Doku ailesinin avukatı Ali Çimen, bir kısım medyanın haberleriyle Gülistan Doku’nun ‘intihar’ ettiği algısını yarattıklarını söyledi. Çimen, bunun gerçeği yansıtmadığını, olayla ilgili şüphelerin ve şüphelilerin bulunduğunu hatırlattı
Dersim’de 5 Ocak’ta şüpheli şekilde ortadan kaybolan Gülistan Doku ile ilgili iktidara yakınlıklarıyla bilinen birçok gazete ve haber sitesi çeşitli haberler yaptı, yapıyor. Sorun elbette ki Doku olayını haber yapmaları değil. Sorun olayı nasıl yansıttıkları ve haberi nasıl kurdukları. Örneğin, Gülistan Doku’nun şüpheli kaybını intihar etmiş gibi yansıtmak gazetecilik açısından büyük bir sorun. Tıpkı, “Son Dakika: Gülistan Doku’nun intihar mektubu bulundu!” şeklinde başlık atılan örnekte olduğu gibi. Birçok yandaş medya, Doku’nun şüpheli kaybını bu başlıklarla yansıttı. Gülistan Doku henüz bulunamadı, başına ne geldiği bilinmiyor. Ortada birçok soru işareti, şüpheli bir erkek, polis bir baba var.
Algı oluşturuluyor
Doku ailesinin avukatı Ali Çimen, basına yolladığı bir açıklama ile bu duruma dikkat çekerek uyarılarda bulundu. Çimen, “Müvekkilim Gülistan Doku’nun kaybedilmesi olayı ile ilgili bir kısım medya kuruluşunda yapılan haberlerde; ‘Arkasında intihar mektubu bırakarak Dinar Köprüsü üzerine giden üniversiteli genç kız bulunamadı’ şeklinde yayınlar yapılmıştır. Bu haberler kamuoyunda soruşturma dosyasıyla ilgili yanlış bir intihar algısına neden olmaktadır” dedi.
İntiharla ilgili kanıt yok
Müvekkili Gülistan Doku’nun kaybolmasının şüpheli olduğunu, olayla ilgili şüpheli kişilerin varlığını hatırlatan avukat Çimen, Gülistan Doku’nun intihar ettiği ile ilgili hiçbir beyanın ve kanıtın olmadığını söyledi. Çimen son olarak, Gülistan Doku olayıyla ilgili şüpheli Zainal Abakarov ve ailesi yönünden soruşturmanın devam ettiğini, bu yöndeki taleplerinin Cumhuriyet Başsavcılığı tarafından kabul edildiğini paylaşarak, Gülistan Doku’nun intihar ettiği şeklinde haberlerin yanlış algıya neden olabileceğini, bu tür haberlerin soruşturma dosyasıyla örtüşmediğini yanı sıra bu durumun Doku ailesinde derin bir üzüntü yarattığını söyledi.
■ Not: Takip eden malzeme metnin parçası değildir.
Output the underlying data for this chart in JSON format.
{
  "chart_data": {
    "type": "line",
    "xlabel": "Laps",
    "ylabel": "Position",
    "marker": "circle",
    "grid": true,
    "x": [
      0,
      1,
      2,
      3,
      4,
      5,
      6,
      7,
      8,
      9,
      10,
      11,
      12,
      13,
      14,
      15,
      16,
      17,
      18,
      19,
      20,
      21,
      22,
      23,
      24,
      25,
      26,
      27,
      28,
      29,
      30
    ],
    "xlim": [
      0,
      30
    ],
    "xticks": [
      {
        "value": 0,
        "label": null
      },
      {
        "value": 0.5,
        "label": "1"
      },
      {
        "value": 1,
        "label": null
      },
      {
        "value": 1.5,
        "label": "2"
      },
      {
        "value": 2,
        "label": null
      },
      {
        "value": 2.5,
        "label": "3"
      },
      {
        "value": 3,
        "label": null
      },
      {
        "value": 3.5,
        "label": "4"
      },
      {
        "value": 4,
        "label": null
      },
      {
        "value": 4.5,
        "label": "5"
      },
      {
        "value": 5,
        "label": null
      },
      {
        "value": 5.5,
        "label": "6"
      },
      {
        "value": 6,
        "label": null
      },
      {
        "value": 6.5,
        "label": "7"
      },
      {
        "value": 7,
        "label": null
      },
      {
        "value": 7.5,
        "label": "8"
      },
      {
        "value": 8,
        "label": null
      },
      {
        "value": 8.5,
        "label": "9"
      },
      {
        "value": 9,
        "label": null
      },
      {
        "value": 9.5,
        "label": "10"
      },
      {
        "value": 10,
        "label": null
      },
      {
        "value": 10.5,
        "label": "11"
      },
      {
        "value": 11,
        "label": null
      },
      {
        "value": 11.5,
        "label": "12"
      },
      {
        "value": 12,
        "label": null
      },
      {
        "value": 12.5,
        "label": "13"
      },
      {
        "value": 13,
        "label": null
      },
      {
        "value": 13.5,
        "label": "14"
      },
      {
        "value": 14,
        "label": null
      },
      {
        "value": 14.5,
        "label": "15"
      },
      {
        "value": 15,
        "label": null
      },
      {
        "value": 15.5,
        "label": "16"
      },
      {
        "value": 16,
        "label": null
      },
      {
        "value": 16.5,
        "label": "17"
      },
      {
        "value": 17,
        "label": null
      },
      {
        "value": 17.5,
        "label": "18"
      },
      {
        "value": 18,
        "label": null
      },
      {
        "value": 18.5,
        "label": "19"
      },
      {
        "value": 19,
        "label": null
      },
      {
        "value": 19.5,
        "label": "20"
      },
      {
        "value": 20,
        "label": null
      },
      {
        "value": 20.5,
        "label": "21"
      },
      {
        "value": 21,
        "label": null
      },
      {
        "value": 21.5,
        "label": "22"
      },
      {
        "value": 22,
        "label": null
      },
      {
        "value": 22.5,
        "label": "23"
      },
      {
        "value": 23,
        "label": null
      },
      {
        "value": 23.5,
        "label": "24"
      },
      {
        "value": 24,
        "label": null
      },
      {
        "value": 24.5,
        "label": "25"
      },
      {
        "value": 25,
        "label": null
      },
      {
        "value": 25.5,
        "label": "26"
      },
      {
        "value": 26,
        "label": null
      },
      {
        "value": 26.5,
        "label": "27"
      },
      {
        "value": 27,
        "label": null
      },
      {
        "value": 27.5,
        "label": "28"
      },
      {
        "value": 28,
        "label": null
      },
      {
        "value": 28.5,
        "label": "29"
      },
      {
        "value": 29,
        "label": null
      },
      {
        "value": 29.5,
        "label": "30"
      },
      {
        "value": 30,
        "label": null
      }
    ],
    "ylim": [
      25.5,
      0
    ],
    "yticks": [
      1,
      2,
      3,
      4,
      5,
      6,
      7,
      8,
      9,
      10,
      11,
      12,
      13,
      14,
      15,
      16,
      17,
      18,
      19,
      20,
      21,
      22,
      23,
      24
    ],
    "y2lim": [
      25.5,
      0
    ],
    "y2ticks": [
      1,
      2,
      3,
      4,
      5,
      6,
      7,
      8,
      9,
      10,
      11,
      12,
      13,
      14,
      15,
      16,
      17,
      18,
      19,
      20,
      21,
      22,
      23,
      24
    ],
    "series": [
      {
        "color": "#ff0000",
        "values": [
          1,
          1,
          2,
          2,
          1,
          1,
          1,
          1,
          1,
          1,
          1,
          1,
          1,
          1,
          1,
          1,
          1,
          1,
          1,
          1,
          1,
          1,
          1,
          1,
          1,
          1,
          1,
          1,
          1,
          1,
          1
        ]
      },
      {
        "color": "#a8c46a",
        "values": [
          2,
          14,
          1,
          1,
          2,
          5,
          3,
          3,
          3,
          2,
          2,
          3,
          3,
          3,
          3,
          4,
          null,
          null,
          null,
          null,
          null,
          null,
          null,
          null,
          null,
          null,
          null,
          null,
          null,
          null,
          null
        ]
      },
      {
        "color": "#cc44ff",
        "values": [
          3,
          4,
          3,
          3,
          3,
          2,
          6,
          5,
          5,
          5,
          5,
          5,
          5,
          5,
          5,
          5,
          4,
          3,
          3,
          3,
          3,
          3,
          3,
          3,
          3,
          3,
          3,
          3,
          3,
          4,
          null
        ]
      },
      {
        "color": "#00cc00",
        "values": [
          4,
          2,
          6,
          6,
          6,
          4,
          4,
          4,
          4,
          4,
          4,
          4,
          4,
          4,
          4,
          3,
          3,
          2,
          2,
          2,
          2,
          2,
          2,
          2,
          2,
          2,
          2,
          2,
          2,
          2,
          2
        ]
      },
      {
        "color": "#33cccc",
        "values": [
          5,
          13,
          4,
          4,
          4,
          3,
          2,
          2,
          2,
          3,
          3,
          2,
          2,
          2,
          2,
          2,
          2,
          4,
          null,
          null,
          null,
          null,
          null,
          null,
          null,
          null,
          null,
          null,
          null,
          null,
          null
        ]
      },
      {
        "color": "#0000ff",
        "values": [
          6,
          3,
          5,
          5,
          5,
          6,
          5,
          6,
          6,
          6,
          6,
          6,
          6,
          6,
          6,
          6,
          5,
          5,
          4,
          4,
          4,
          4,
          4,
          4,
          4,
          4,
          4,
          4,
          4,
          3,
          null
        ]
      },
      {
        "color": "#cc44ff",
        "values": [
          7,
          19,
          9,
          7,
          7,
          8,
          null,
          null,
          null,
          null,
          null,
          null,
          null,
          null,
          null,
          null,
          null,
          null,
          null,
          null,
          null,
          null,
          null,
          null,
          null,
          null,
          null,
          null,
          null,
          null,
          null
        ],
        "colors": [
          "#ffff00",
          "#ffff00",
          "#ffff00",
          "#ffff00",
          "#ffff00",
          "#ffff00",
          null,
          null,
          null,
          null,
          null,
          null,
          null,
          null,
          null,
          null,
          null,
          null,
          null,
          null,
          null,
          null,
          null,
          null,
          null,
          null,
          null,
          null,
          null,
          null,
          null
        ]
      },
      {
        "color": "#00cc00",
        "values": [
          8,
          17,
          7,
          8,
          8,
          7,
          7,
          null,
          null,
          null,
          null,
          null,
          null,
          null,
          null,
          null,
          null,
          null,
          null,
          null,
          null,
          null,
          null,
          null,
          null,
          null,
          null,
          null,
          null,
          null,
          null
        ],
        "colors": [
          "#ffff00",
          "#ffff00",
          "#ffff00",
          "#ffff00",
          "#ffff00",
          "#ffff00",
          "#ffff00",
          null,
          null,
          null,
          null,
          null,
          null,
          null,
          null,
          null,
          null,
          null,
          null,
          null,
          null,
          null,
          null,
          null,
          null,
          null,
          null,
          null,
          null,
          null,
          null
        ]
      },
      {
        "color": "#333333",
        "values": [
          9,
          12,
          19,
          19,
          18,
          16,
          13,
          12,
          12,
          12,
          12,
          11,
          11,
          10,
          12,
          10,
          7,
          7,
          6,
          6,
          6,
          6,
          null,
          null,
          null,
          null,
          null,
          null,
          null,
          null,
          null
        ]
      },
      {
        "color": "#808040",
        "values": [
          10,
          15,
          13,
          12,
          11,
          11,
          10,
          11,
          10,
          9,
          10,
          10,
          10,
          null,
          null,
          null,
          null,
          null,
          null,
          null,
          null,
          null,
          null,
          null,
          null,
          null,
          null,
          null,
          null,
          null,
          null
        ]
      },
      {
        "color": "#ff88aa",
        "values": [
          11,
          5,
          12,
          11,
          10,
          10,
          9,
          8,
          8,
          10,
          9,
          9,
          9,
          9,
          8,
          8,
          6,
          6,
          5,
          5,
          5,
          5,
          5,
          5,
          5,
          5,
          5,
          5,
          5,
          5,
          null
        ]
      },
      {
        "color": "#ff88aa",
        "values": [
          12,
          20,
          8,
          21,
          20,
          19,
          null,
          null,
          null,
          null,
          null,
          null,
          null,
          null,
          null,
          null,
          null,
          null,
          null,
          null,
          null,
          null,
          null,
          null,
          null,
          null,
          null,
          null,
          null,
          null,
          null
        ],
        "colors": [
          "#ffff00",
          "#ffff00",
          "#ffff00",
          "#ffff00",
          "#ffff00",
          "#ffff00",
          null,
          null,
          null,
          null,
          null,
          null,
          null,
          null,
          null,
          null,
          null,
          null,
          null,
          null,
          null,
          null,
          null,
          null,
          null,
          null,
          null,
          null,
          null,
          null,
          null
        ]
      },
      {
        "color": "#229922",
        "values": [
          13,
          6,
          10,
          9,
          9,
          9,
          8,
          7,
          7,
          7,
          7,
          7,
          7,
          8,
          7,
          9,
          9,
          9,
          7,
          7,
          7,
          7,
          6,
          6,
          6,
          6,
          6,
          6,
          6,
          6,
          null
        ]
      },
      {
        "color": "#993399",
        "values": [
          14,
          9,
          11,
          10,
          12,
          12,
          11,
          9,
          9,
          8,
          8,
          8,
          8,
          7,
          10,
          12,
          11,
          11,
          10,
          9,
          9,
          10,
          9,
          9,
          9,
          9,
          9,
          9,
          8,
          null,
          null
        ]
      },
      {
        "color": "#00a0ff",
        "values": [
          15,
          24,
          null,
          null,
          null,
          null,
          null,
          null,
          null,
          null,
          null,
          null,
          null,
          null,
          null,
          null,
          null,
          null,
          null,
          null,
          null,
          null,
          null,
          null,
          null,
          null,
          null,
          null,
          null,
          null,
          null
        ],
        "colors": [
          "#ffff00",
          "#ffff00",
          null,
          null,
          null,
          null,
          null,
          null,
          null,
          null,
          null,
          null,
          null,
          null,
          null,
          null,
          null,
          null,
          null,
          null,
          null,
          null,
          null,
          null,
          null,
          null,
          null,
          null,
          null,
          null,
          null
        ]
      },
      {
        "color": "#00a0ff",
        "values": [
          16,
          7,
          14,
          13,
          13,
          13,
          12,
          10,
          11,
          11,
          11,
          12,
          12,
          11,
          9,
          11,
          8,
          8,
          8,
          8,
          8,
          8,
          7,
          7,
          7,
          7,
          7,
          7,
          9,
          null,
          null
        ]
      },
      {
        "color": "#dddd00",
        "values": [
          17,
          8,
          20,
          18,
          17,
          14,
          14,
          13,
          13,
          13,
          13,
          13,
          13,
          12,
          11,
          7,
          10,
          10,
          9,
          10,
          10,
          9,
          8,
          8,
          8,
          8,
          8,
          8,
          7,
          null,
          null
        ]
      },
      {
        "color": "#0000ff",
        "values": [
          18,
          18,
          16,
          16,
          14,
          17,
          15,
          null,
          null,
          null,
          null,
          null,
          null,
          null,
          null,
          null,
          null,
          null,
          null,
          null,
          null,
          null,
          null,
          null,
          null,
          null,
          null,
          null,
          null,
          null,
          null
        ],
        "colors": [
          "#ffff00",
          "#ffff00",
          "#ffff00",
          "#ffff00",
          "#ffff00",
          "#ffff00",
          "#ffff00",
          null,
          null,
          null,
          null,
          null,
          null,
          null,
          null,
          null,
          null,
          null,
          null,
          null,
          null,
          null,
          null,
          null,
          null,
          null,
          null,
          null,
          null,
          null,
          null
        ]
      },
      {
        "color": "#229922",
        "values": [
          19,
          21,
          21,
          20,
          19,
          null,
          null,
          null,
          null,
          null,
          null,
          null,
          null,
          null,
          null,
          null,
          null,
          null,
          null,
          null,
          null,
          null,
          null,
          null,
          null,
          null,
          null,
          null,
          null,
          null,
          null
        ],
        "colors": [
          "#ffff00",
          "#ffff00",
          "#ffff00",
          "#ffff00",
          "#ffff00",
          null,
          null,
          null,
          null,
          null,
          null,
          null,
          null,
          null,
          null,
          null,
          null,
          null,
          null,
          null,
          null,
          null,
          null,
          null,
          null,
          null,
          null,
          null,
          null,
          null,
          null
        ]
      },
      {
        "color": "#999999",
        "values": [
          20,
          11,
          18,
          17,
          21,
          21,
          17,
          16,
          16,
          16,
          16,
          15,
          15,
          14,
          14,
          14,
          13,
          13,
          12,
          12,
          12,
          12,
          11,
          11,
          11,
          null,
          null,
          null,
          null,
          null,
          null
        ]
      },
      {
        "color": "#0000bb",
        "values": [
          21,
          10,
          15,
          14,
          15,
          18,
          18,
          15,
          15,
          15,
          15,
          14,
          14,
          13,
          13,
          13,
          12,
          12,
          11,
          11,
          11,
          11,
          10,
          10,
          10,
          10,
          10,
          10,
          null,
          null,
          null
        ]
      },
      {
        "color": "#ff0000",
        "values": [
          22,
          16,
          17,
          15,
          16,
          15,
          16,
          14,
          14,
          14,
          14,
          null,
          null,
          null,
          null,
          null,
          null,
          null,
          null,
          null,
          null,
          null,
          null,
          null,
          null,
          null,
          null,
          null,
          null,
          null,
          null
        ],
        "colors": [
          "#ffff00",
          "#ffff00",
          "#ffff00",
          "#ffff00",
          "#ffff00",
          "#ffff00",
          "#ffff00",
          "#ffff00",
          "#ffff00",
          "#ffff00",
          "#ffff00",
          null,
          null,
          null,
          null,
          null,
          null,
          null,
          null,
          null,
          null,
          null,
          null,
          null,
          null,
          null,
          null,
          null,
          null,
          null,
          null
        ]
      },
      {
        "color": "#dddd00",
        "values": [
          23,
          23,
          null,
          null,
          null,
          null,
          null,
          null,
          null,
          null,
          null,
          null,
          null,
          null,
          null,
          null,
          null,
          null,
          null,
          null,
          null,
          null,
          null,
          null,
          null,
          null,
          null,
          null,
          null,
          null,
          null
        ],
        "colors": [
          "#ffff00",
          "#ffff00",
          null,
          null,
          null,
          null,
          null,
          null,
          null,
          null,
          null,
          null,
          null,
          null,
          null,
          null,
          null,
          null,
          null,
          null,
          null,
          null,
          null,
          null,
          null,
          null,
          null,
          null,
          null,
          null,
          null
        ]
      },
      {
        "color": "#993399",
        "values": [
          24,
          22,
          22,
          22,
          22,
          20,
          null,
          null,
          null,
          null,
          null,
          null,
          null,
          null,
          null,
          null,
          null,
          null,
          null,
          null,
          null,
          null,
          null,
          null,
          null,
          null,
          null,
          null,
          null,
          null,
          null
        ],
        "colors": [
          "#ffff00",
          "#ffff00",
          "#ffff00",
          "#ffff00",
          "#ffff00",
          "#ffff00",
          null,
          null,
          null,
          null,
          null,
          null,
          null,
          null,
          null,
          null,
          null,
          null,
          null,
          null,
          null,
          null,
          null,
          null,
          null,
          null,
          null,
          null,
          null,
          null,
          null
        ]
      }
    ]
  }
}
Avukat Ali Çimen’in, bir kısım medyaya habercilik etik kurallarını hatırlatması, tekrar tekrar delilleri sunmak zorunda kalması, Türkiye’de yandaş medyanın nasıl tehlikeli bir boyuta geldiğinin de göstergesi. Genç bir kadının şüpheli kaybı, tıpkı Nadira Kadirova örneğinde olduğu gibi ‘intihar’ denilerek örtbas edilmeye çalışılıyor. Gülistan Doku soruşturmasının sağlıklı bir şekilde yürütülmesi, olayın ‘intihar’ denilerek kapatılmaması ve mağdurun sesinin kamuoyuna yansıtılması için hakikatin peşinde olan gazetecilere çok iş düşüyor.